I replaced one mobile platform with another this week. Well, I actually sold my PSP months ago, but this week I finally sold my stock (games) in it, upon seeing the lastest crop of (seemingly credible) rumors about the next PSP. Whether it's the PSP 4000, PSP2, PSPi, or whatever, sooner or later they're going to come out with one done right, with a second analog, no shitty UMD drive, a download service (to be fair, they kinda already have this), and maybe a touch screen. I'll pick up one of those. For the moment, I'm fine with my 10+ DS game backlog, and my new iPhone.

Yeah, my 2 year contract with Verizon was up, and for only $20 more per month I was able to go from a shit phone I never used for anything but calling to a fucking revelation in mobile computing. The iPhone is god. The Internet in my pocket, accessible anywhere, not to mention a phone and iPod in one, and a decent (potentially great) mobile gaming platform. I've had it for 7 days, and I already find it indespensible. But the games--I've downloaded and tried out a small handful, and found two so far that I really, really like.

One is Galcon, which is sort of mini-RTS. There are a bunch of planets on the screen, and you face off against one or two enemies (CPU or humans online, if you can believe that) sending ships from planet to planet to conquer them and take over the entire system. Incredibly accessible, and crazily addictive. One game of Galcon can be over in 10-20 seconds, and they rarely last longer than a couple of minutes. It's pretty much the perfect mobile game to sit and play while you wait.

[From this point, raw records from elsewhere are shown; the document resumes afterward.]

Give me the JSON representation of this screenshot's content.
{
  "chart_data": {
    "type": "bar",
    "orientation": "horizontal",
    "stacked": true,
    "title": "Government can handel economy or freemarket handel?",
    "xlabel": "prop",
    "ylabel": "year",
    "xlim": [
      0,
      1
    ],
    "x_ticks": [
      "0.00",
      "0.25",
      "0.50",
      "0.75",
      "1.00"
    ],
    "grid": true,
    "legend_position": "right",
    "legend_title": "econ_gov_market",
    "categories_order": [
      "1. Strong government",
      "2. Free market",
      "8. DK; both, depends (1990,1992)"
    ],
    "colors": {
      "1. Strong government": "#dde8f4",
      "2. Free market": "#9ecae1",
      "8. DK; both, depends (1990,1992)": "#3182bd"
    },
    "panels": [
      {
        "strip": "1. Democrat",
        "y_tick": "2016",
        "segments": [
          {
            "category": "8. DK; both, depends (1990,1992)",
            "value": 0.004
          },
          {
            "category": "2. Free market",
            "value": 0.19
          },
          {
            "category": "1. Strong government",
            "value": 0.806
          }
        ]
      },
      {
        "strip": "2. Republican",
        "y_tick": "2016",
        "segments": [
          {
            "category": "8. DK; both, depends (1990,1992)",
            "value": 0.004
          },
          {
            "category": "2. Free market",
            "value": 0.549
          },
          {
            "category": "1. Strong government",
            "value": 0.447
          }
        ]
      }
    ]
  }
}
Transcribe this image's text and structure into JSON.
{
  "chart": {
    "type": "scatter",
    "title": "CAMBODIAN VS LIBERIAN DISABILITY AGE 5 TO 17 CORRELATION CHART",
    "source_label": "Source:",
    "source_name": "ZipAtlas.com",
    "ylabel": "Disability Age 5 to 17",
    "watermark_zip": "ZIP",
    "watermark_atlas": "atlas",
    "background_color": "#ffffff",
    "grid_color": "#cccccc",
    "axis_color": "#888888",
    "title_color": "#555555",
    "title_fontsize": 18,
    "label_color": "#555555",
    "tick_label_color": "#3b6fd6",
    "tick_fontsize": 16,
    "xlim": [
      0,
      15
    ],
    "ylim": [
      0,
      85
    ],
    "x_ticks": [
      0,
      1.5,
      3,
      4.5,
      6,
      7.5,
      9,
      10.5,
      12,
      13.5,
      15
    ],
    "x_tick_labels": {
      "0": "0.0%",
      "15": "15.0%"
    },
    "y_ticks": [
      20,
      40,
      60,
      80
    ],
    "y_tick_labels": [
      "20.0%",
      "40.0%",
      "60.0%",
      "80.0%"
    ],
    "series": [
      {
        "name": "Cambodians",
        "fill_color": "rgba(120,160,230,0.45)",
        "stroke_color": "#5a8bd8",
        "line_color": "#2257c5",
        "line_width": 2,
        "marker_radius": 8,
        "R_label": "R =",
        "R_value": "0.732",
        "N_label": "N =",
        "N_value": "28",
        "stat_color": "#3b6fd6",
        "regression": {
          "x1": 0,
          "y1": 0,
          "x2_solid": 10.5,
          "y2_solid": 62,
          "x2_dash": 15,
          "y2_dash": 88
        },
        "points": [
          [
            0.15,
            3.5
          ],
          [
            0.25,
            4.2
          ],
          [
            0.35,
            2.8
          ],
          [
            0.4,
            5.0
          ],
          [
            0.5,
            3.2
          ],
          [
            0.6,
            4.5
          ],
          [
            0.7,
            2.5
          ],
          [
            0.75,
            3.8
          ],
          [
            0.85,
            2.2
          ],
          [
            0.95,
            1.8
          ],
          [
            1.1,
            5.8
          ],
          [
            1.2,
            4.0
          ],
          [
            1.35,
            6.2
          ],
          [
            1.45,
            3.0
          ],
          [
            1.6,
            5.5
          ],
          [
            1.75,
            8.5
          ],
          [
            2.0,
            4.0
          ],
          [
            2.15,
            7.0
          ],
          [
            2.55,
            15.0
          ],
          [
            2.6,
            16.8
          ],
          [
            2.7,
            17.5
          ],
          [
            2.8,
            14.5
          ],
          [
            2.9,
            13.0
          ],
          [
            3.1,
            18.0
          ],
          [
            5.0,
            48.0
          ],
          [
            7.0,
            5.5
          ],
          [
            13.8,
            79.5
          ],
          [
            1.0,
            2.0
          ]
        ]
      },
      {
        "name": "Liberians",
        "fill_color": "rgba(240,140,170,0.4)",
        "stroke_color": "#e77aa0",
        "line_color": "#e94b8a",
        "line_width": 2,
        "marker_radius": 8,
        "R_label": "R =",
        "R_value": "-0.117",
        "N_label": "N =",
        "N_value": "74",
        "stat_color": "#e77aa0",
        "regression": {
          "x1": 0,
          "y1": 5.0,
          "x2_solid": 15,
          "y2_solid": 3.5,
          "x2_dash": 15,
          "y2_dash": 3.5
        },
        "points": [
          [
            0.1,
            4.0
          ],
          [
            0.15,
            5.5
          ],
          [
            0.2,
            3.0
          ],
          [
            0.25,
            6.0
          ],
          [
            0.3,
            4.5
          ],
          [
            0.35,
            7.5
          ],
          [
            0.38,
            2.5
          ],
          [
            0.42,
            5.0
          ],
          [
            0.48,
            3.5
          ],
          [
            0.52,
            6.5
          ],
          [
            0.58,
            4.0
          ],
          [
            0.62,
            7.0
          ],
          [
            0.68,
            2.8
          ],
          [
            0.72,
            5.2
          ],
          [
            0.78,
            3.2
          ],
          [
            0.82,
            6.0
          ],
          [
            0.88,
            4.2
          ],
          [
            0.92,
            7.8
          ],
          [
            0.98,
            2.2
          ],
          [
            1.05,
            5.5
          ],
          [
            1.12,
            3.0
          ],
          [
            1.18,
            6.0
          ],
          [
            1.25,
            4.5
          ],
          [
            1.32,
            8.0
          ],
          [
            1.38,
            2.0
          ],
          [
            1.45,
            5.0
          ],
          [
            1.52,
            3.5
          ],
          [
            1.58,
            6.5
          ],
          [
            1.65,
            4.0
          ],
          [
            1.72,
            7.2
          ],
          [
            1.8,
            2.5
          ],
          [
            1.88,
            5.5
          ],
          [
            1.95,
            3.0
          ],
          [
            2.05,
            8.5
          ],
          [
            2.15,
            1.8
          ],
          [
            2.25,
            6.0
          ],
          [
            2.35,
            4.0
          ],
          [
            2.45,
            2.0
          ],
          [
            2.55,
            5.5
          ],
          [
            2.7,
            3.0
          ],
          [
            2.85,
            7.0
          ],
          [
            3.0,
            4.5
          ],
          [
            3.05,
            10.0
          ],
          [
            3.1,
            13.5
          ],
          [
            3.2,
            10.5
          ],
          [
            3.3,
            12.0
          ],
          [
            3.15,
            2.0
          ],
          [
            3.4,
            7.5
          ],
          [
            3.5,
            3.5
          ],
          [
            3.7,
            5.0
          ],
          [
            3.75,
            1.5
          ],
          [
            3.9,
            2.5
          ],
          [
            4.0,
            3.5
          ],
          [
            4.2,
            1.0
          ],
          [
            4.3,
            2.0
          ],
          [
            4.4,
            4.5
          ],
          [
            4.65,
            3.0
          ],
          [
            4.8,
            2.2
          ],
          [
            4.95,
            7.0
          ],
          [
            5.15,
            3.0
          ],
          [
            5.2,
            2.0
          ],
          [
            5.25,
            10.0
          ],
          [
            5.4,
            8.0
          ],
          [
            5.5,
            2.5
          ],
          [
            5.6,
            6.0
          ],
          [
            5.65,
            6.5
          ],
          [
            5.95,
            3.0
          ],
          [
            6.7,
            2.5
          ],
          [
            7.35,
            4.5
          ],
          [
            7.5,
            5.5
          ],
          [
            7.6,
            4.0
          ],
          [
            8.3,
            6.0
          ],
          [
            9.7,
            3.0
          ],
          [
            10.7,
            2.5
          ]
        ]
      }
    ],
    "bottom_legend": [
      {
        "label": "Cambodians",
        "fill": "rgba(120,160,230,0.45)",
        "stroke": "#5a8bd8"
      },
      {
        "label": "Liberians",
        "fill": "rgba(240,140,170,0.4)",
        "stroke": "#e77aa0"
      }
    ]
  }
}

There's a free demo version, and the full thing is $5. Well worth it, in my book.

The other is called Tap Defense, which is pretty much your standard tower defense game. Most people pretty much know what they're getting with this type of thing, so suffice it to say that it works really well on the touch screen, and it's a lot of fun. I hadn't ever actually played one before, but this is cool. And free!

Elswhere, also in the cheap and novel category, was Noby Noby Boy, the newest creation from the guy behind the Katamari series. It is insane. I picked it up about the time everyone's cumulative stretch length had reached the Moon. I wouldn't really call it a game, it seems more like a toy, just one that you download and play with on your TV using a Playstation controller. That's not to say it's not cool, it's just literally unlike anything that there's pretty much ever been in gaming. I like it, and I'll probably mess with it from time to time to contribute to Girl's space expansion.

I felt like knocking through some more of GTA IV this weekened, so I had a couple of sessions of that, totalling 6 or 8 missions done. According to the game's menus, I'm about 45% of the way done. The story is probably only about 65% of the total, though. I'm liking playing this like Oblivion--doing a bunch at a time, taking a long break, and then coming back later for another hit. At this rate I'll be ready for Lost & Damned around the time the next DLC pack comes available.

And finally, triumphantly, I finished the Starcraft Terran campaign. That last mission was giving me hell for a while. I kept trying to go back to saves I made along the way, but I had painted myself into a corner more or less from the beginning by being slow to gather resources and not discovering a Vespene geyser in a key base location. I must have spent 4 hours across a couple of days to no avail, and finally went online looking for strategies. That convinced me to try out the seige tanks' special seige mode and use them for offense and defense both. The mission is to take out a giant ion cannon on the other end of the map, but to get to it you have to fight off two seperate and very well entrenched Terran armies and then make your way past all the turrets, ghosts, and other guardians to blow it up. In the end I had like seven battlecruisers and a host of tanks, goliaths, marines, and ghosts storm the cannon and take it out with a combination of Yamato guns and nuclear missiles. It still took an hour and a half, not counting failed raids and stratagems gone awry forcing reloads along the way. It was an oddyssey in and of itself. Hard to believe that's only a third of (half of) the game.